Anyone with their eyes open in America this week has watched shock ripples that will be recounted for many generations to come. For me, processing shock (and its close cousin, grief) seems to require a strange sequence of polar opposites. With no intent to trivialize or make light, but only to affirm the oddities of humanity, I confess to the following map of shock in the days since the Great Eye-Opener (or GEO, also known as the American president election on Nov. 8):
Sometimes couldn’t eat; no appetite. Then, I consumed doughnuts three straight days at the office, followed by candy later. The sound of the television or radio was unbearable, then I found myself obsessing over every morsel of consumable news, everywhere. One night was insomnia, then one night it seemed I would sleep until the next decade (and sorta wished I could).
Meanwhile, a funny thing happened on about Day 3, post-GEO. I was brushing my teeth and casually listening to a TV commentator, and suddenly I was overwhelmed by so many people opining on what everyone should think, do, feel or envision now. How exhausting, how useless. It’s too much. I switched the TV off.
Spitting out the toothpaste with greater-than-usual velocity, I looked in the mirror, and a thought occurred. Maybe I should pay more attention to the inside of my own head, and start my examination there. And really consider what I’ve done, just me. Maybe, Mirror, those things are not quite as obvious as they seemed. Before.
The Mirror looked back with some questions.

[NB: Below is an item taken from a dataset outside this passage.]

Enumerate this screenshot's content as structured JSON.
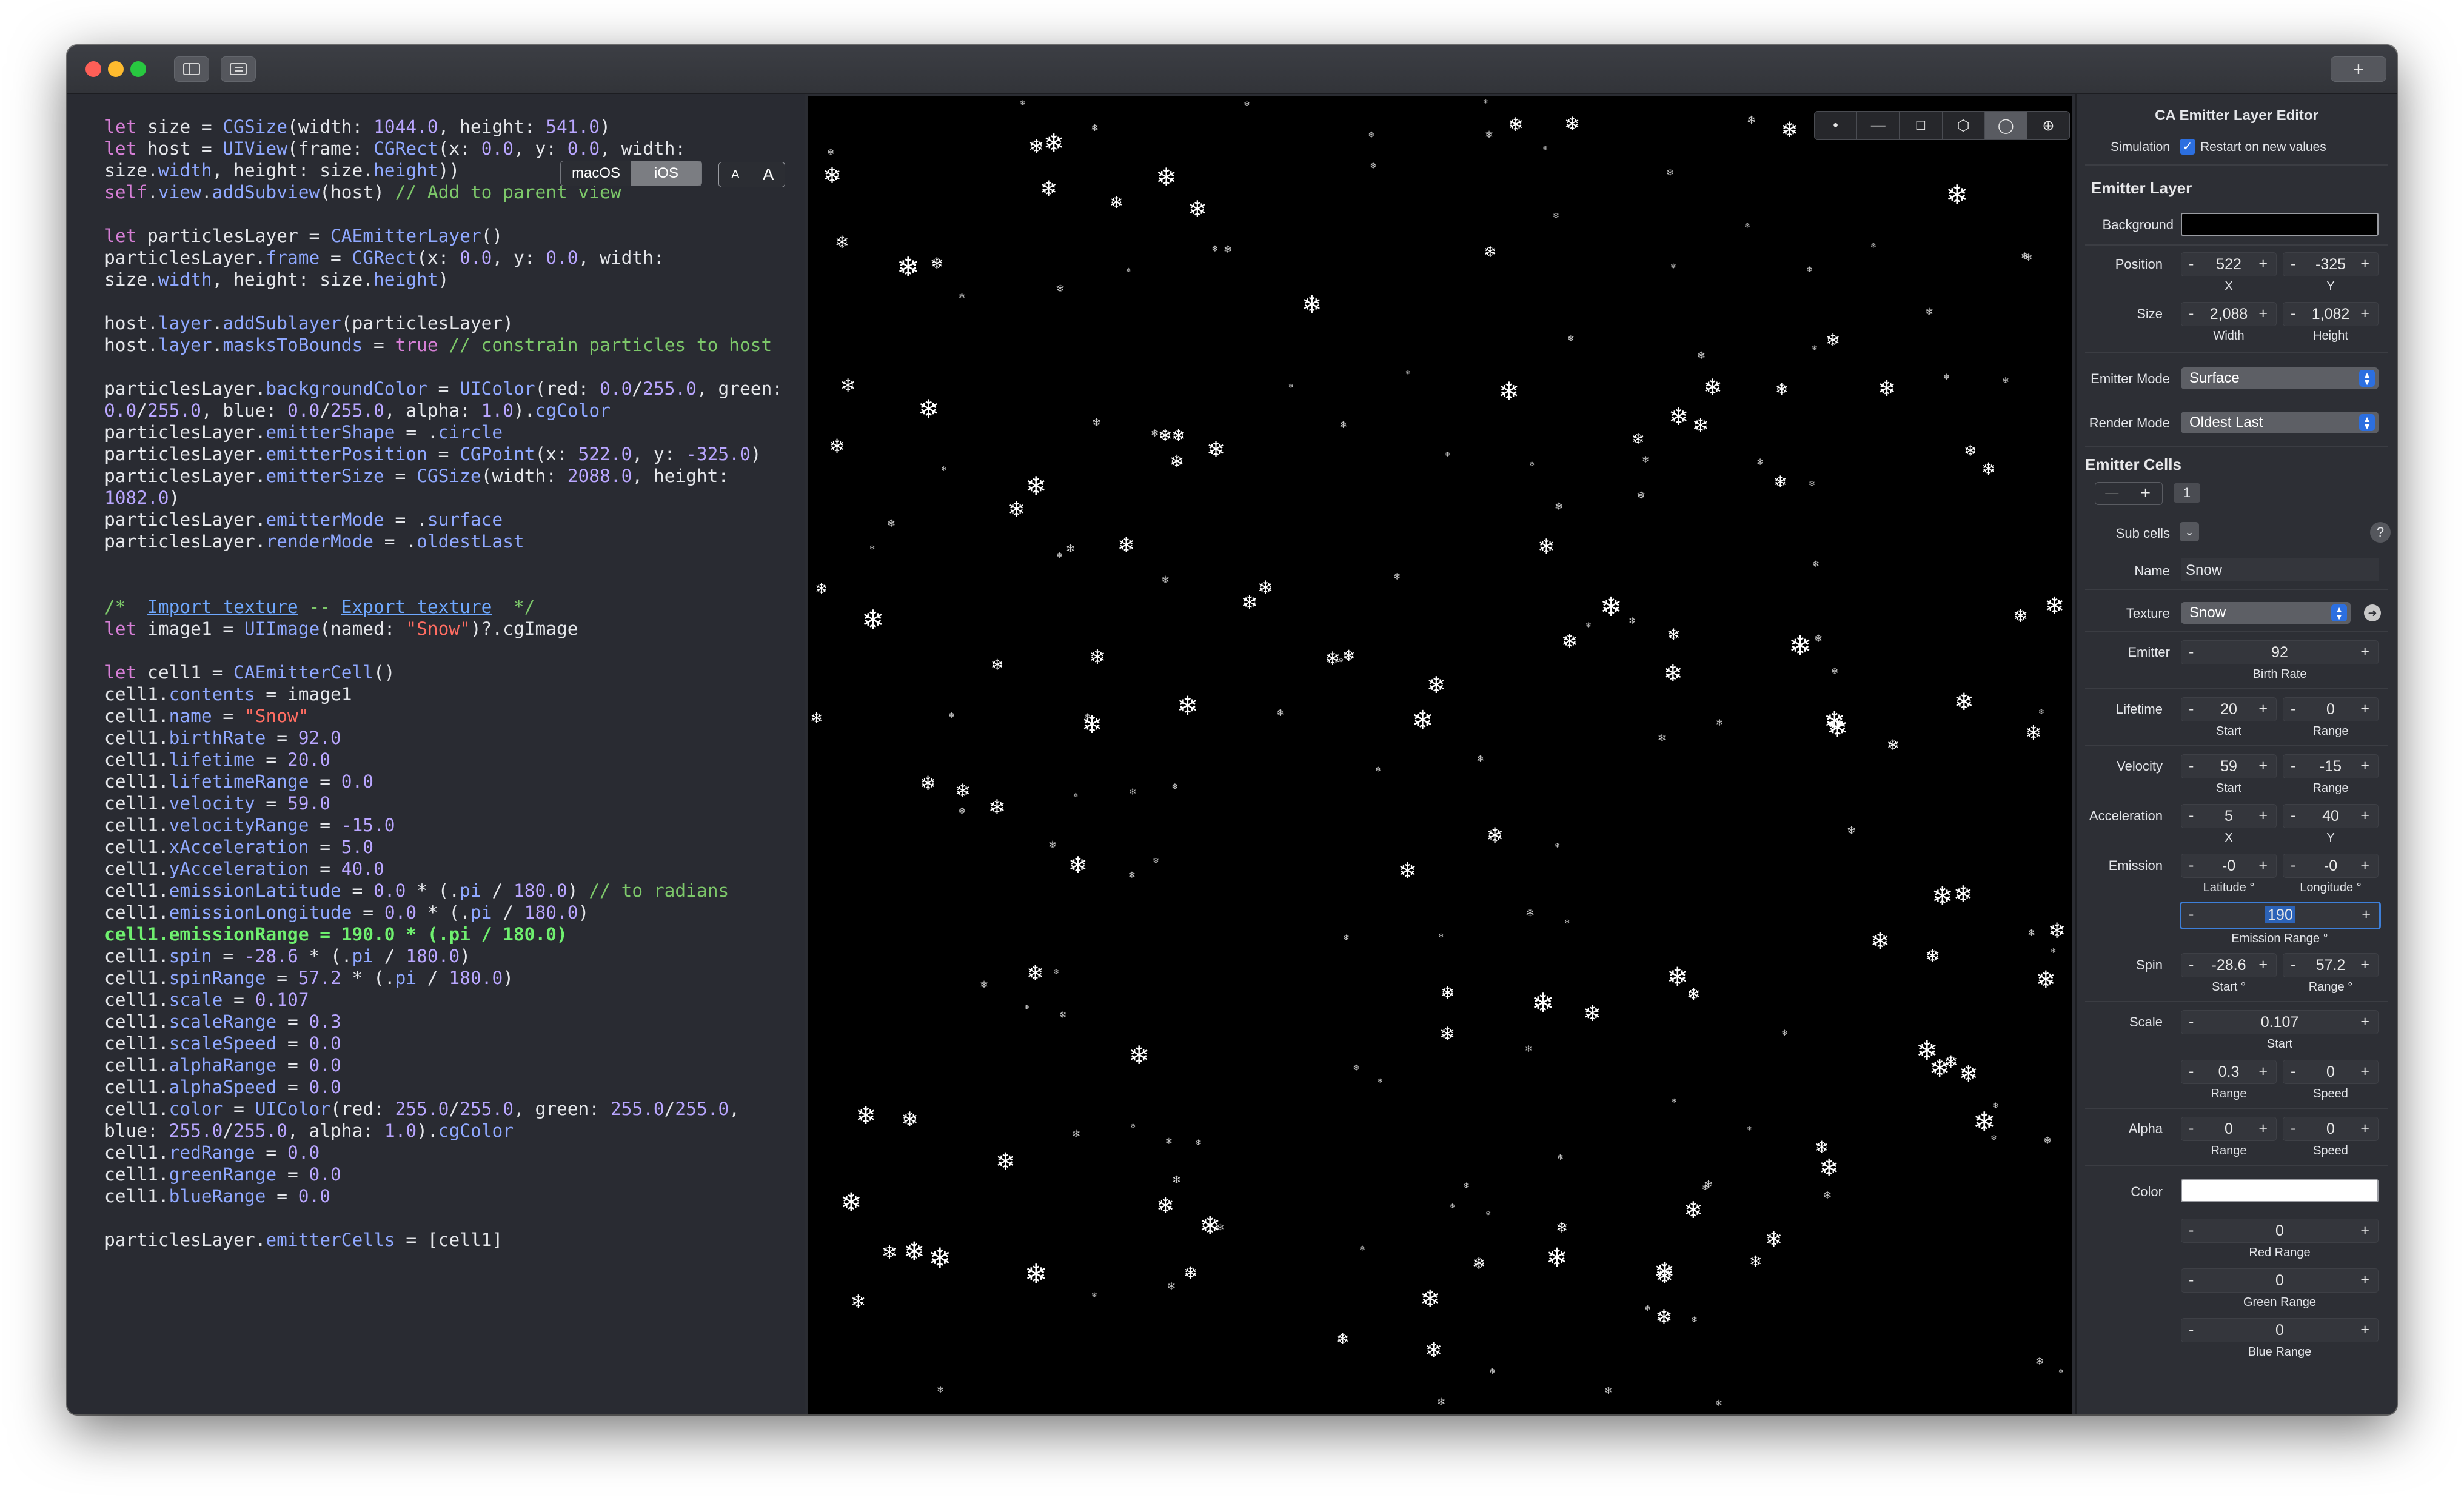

“So,” the Mirror began, “Did you do what you thought was right for your country this past week?’
Well, I thought so, I began, tentatively. I voted, early, even, wore my sticker to the office, wrote a check to my candidate, did my best to stay in the discussion in some places and out of it in others. I stayed up later than anyone my age that I know to listen to the results and grapple with the implications. I prayed for insight and understanding.
“And?” The Mirror inquired.
And, what? I stared back.
“Do you think what you did mattered? Was it enough?”
Oh, you know, it was about the same as most people I knew—more than some, less than others, but generally the same.
“Then I’ll ask you again,” said the Mirror, one eyebrow raised, like my mother giving us the mean eye when we were kids. “Was it enough?”
Dang. This is hard. I fumbled for a response, but the Mirror won’t break my gaze. And probably won’t like the first answers that float up. They’re about status quo, and meeting my obligation, and how so many nice people think politics is icky, and sometimes I do, too, and sometimes my friends don’t like it on Facebook, and at least I didn’t write in some crazy person…on and on.
But the Mirror is not going to let me off with this, I can tell. Best I can manage, without averting my eyes, is: Okay, no. In the deepest part of my conscience, down deeper than what rustles the pillowcase on the average night, I don’t think it was enough. I’m not smart enough to know the precise factors that would have changed what happened this week, scientifically, analytically. All that stuff. But yes, fine, OK, I admit it, I could have done more.
“Now we are getting somewhere,” the Mirror agreed, lowering the eyebrow just a fraction. “Would doing more have made a difference?”
I don’t know that! I started to raise my voice. I can’t know that. Who can say? I’m just one person!
“Okay, One Person,” the Mirror volleyed. “That’s true. But we are talking about you, after all. You are the only person we can manage. And you think there could be a different answer, or we wouldn’t be having this little chat.”
True enough, I sighed.
The Mirror pressed on. “Sounds like you think next time should be different. Must be different. Fair? If so, what does that mean?”
I don’t know! My voice rose again, with just a shade of embarrassing panic. It’s only been three days! I don’t know what to do next time! Or, now, even. Join the march of women on Washington? Give more money? Help start a new party? Wear my friends out on Facebook until they all erase me from their feeds, or find new Facebook friends? Talk more about this at cocktail parties, or talk less? More yoga and meditation, and better kindness to all peoples? C’mon, Mirror, help me out here—surely you can think of something!
“Go away,” the Mirror said, calmly but firmly. “Go away and find out. You were a reporter once; you know how to ask questions. Start talking to people. Watch for ideas. Follow the people you respect whose conscience points them the same place that yours points you. Take a step, even one. If it’s the wrong step, take a different one. Remember what Dad always said: Do Something, Even if it’s Wrong. Then come and report back. I expect an update. Don’t wait long. It’s time.”
The Mirror is right about that last, for sure. It’s time.
I switched off the light, and left the room.